Matthew H. Haverstick, a Philadelphia lawyer who filed the suit on behalf of the Republican caucus, said the DRBC’s action Thursday does not alter the underlying argument in the lawsuit.

“It’s still a taking that was never authorized by Pennsylvania under the compact,” said Haverstick, a partner with the Kleinbard LLC law firm. “So the core issues from my standpoint remain.”

In a separate suit heading to trial in October in U.S. District Court in Scranton, a Wayne County landowner group alleges that the DRBC doesn’t have jurisdiction over gas drilling. The suit alleges that the DRBC regulates no other land use or industry like gas drilling, and points to the experience in the neighboring Susquehanna River basin, where it said a decade of drilling has not caused “discernible impacts” on water quality.
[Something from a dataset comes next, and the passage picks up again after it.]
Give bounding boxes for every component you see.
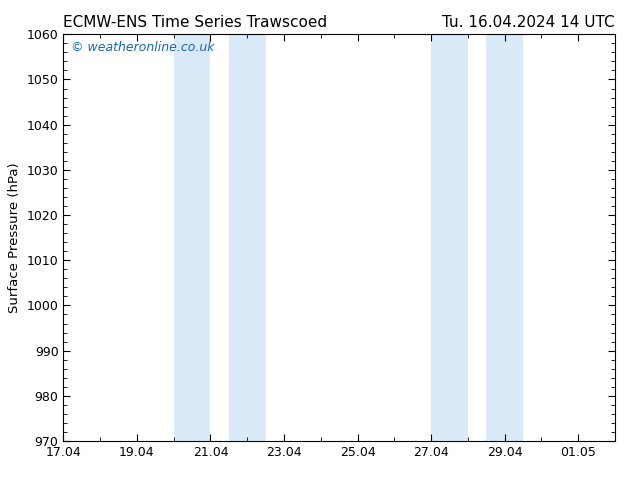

Business and the gas industry advocates denounced the DRBC’s ban as an overreach. The American Petroleum Institute Pennsylvania said the commission’s decision “ignores a robust regulatory system and strict industry standards that ensure the environment, public health and local communities are protected.”

Environmentalists, citing the dangers of drilling and the climate impacts of more fossil fuel production, lauded the commission’s actions and dismissed the lawsuits from “extremist” opponents as frivolous.

“We have been calling for a decision for years now and been making the point that really the time is now,” said Maya van Rossum, the head of the Delaware Riverkeeper Network, an advocacy group that has intervened in the lawsuits.

National Parks Conservation Association that the fracking ban would spare the Delaware Water Gap and the Upper Delaware Scenic and Recreational River areas, saying the parks attracted three million visitors in 2019 and generated nearly $130 million in economic activity.

“It is imperative that we protect our parks, our resources, and the people who love and depend on them from the devastating environmental impacts of fracking,” said Halle Van der Gaag, the association’s senior manager for Pennsylvania and Delaware programs.

Food and Water Watch, an advocacy organization that has pushed for a nationwide ban on fracking, said it was disappointed the Biden administration abstained. “Biden should listen to communities and science and support a ban on fracking everywhere,” the organization’s executive director, Wenonah Hauter, said in a statement.